Oftentimes we create worry in our life by borrowing someone else’s problem, trouble, or pain. We also tend to hyper-focus on what might happen to us in our own life. The what-ifs can be endless. Worry does not take away tomorrow’s troubles; it takes away today’s peace.
Worrying is twofold: it is about dwelling on difficulties that are sometimes based on reality and other times constructed in our minds, leading to anxiety and discomfort. Most of the things that we worry about never happen. So why do we worry?
When the outcome of something is unclear or leaves uncertainty lingering in our minds, we turn to worry. It is when we lack full control over the outcome of an event or situation, we turn to worry to remedy feelings of uneasiness. However, oftentimes we end up creating a greater sense of unease. This can wreak havoc on our minds. When we dwell, we focus on this uncertainty repeatedly and imagine all the possible scenarios that exist. We live in the what-ifs.
When we worry about situations or outcomes that might arise, our body goes into fight or flight. As such, our body’s sympathetic nervous system releases stress hormones such as cortisol, which has a multitude of effects on the body, including boosting blood sugar levels and triglycerides that can be used by the body for fuel. In addition to releasing hormones, our bodies also endure physical reactions in this state, such as difficulty swallowing.
Our mental stress has a significant impact on our physical stress. This creates an undue burden on the body both mentally and physically by playing into the what-ifs.

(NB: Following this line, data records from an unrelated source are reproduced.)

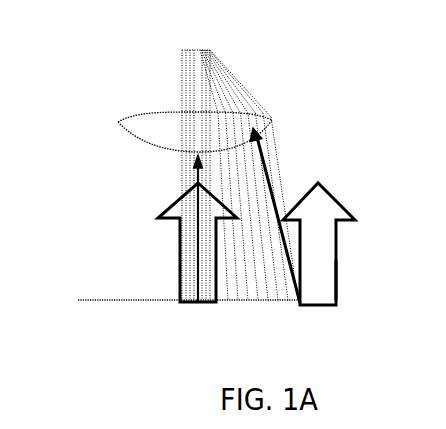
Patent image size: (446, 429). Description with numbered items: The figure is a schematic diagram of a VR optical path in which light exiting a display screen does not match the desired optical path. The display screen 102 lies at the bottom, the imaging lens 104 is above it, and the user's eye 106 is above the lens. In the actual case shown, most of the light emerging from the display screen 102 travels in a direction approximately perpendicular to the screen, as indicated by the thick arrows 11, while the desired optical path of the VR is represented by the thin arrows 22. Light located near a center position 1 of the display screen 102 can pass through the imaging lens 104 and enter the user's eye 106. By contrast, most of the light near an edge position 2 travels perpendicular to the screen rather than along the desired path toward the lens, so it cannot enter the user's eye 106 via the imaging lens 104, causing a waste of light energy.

The display screen 102 is at (120, 298).
The imaging lens 104 is at (145, 110).
The user's eye 106 is at (195, 50).
The thin arrows 22 is at (270, 175).
The thick arrows 11 is at (338, 248).
The center position 1 is at (197, 248).
The edge position 2 is at (319, 263).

Worrying gives us a focus, drawing our attention to the fact that there is something we should do to prepare for the future, something perhaps we can prevent or alter. However, we can’t. It is very challenging to stop worrying. It has become an automatic reaction for so many of us. When you stop and think about your worries, what do you worry about most often?
We must retrain our brain in a way that helps put a stop to the automatic response of worrying. Many of my clients share how they would like to worry less but don’t know how to begin the process.
First, let’s think of worry as borrowing trouble. If the worry is not present right now, but rather is about something occurring in the future, we are borrowing the thoughts about a future event that something could go wrong. While we do tend to focus on our future often as human beings, many times it is from a place of fear. Remember, whatever is going to happen, will happen whether we worry or not.
To shift our mind and body to pivot away from worry, try these techniques:
- Pay attention to worry. When you feel on edge and determine that worry is present, try to quiet your mind and bring more peace to your body. This can be done in many ways (i.e., meditation, one-minute breath work, taking a walk, etc.) Bring calm to your entire system.
- Try to maintain focus on the present moment. Be aware of where you are now and what is in front of you. Worry takes us away from the present moment. It is important that we remind ourselves that whatever we are thinking about is not the reality in this moment.
- Face the worry head on. What are you afraid of or dwelling on? When we confront and speak to our fears and worries, they have less of a hold on us and we can face them directly.